The coup against Brown last week worked

January 16th, 2010

Gordon Brown’s twisting and turning in his speech today on social mobility and the middle class shows that last week’s coup against him wasn’t such a farce after all. It actually succeeded in forcing him to change policy direction and left him isolated against a revival of the Blairite ultras. No more talk now of Labour investment versus Tory cuts, no more talk of a tax on bank profits (like Obama’s levy to recoup bail-out costs), nothing now about a ‘core vote strategy’ aimed to help working class voters. Now the talk is all about ‘an expanded middle class’, social mobilityis social justice, and “a genuine meritocracy”. The change of tone and policy focus is unmistakeable.

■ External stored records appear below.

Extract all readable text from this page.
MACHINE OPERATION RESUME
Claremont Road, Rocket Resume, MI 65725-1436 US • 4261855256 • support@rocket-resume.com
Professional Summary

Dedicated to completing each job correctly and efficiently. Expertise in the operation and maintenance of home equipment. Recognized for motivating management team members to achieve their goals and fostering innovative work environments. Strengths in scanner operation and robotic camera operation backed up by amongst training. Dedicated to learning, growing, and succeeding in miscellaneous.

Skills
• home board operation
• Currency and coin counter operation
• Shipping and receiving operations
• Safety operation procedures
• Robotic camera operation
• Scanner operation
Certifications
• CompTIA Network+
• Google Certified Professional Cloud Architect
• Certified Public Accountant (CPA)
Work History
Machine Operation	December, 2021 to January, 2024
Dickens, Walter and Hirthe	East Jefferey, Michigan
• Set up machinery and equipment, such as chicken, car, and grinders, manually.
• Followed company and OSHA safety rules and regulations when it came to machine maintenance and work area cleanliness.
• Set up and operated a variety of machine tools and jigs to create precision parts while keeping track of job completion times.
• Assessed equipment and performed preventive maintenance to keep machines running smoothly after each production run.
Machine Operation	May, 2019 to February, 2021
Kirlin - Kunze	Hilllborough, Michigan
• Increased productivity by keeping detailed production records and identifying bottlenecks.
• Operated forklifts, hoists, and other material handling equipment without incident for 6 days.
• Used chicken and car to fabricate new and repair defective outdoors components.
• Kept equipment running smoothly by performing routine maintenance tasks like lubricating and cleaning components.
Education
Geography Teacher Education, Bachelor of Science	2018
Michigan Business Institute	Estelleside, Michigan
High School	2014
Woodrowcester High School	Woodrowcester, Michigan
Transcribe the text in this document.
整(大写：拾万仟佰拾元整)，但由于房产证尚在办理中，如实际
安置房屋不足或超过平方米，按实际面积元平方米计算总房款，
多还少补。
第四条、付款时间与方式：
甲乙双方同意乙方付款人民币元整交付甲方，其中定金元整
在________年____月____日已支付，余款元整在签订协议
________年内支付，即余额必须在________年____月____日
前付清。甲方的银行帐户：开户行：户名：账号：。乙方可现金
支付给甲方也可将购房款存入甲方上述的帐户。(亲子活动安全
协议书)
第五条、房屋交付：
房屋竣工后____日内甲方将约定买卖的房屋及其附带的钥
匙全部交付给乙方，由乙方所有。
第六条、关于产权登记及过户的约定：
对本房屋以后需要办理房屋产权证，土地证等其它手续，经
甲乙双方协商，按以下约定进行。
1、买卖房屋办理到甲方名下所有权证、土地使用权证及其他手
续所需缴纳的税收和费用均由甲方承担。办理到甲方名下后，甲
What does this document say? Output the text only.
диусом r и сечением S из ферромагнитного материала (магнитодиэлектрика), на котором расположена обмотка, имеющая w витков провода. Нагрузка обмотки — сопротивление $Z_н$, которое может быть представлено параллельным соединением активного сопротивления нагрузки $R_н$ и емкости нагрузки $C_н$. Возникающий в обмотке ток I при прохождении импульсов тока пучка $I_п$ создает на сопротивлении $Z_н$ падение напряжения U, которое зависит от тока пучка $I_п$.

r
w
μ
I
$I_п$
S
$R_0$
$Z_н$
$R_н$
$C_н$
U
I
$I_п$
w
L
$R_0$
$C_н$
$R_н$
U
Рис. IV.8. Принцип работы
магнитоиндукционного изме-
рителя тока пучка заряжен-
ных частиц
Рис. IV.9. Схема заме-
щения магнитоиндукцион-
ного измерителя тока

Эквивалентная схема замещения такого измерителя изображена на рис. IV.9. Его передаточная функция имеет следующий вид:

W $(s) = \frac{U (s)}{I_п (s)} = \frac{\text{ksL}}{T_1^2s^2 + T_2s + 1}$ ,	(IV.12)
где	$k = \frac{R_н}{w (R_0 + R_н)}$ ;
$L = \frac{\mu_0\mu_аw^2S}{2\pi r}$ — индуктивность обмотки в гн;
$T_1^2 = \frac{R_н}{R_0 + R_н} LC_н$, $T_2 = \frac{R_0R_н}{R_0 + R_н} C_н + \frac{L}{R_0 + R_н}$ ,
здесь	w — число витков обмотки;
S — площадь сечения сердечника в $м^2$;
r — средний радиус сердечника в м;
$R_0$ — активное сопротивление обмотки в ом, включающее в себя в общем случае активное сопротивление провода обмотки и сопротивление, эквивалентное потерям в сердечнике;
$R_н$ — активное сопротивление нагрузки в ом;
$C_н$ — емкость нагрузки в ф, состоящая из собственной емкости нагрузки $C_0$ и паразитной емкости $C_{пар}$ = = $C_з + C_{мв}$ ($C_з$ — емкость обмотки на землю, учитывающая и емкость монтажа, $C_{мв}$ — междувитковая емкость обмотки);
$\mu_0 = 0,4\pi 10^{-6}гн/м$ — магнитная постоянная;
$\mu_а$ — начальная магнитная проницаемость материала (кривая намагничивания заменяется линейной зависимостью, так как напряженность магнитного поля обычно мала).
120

The Blairite Right in the Cabinet have snuffed out the first glimmerings of Labour social democracy that have emerged in the last few weeks for the first time in 12 years, and the emphasis is now back again on public spending cuts as the first priority, as both Mandelson and Darling have immediately made clear. It’s still a core vote strategy, but this time Middle England is the core vote which has always been Blairism in its purest form. If Labour goes down at the election, it won’t just be Brown who’s responsible; it will be the whole New Labour fixation on the better-off and indifference to the lower-income, struggling working class half of the population who have been forced to the conclusion that Labour doesn’t represent them any more.